Voici comment ces deux hommes s’étaient rencontrés. Serge Vassilievitch, après avoir terminé sa thèse et écrit quelques articles dans les revues de Moscou, s’en alla à la campagne, afin, disait-il, de se plonger dans le fleuve de la vie du peuple et de se rafraîchir dans les flots du courant populaire. Au bout d’un mois passé à la campagne dans l’isolement absolu, il écrivit à son camarade en littérature et directeur de sa revue, la lettre suivante :

« Cher monsieur et ami Ivan Finoguéitch, — Nous ne devons et ne pouvons prévoir ni résoudre la question dont la solution se trouve dans le tréfonds mystérieux de la vie du peuple russe. Il est nécessaire d’étudier profondément plusieurs des côtés différents de l’esprit russe et ses manifestations. Le détachement de la vie… Les réformes de Pierre le Grand, etc.. »
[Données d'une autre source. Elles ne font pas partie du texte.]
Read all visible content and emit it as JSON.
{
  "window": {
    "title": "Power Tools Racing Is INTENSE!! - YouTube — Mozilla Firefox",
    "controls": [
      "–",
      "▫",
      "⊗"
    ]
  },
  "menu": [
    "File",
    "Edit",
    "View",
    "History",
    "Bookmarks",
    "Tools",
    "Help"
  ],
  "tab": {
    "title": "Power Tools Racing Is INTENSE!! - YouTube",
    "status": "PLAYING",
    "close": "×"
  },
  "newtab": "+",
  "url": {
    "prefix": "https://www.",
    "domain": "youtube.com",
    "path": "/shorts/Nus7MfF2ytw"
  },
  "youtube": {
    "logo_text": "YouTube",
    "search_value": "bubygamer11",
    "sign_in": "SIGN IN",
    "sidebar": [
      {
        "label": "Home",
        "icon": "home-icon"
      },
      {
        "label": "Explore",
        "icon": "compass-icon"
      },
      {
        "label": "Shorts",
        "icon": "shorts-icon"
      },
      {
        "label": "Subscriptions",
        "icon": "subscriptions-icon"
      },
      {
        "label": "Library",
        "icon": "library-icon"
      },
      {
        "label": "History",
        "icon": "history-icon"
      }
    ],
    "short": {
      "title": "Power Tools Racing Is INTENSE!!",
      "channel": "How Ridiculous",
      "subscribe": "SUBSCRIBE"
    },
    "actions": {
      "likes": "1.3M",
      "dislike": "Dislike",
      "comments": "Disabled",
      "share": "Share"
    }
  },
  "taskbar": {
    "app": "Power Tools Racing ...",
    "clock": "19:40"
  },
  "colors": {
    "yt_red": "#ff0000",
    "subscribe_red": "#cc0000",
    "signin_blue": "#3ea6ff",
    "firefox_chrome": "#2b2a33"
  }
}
Le sens de cette lettre était que Serge Vassilievitch, après avoir pénétré dans la vie du peuple, s’était convaincu que le problème de la destination du peuple russe était beaucoup plus profond et difficile qu’il ne l’avait supposé. En conséquence, pour résoudre ce problème, il croyait nécessaire d’entreprendre un voyage à pied à travers toute la Russie, et il demandait à son ami d’attendre, pour aborder cette question, la fin de son voyage, lui promettant d’exposer alors, dans une série de longs articles, ce qu’il aurait appris.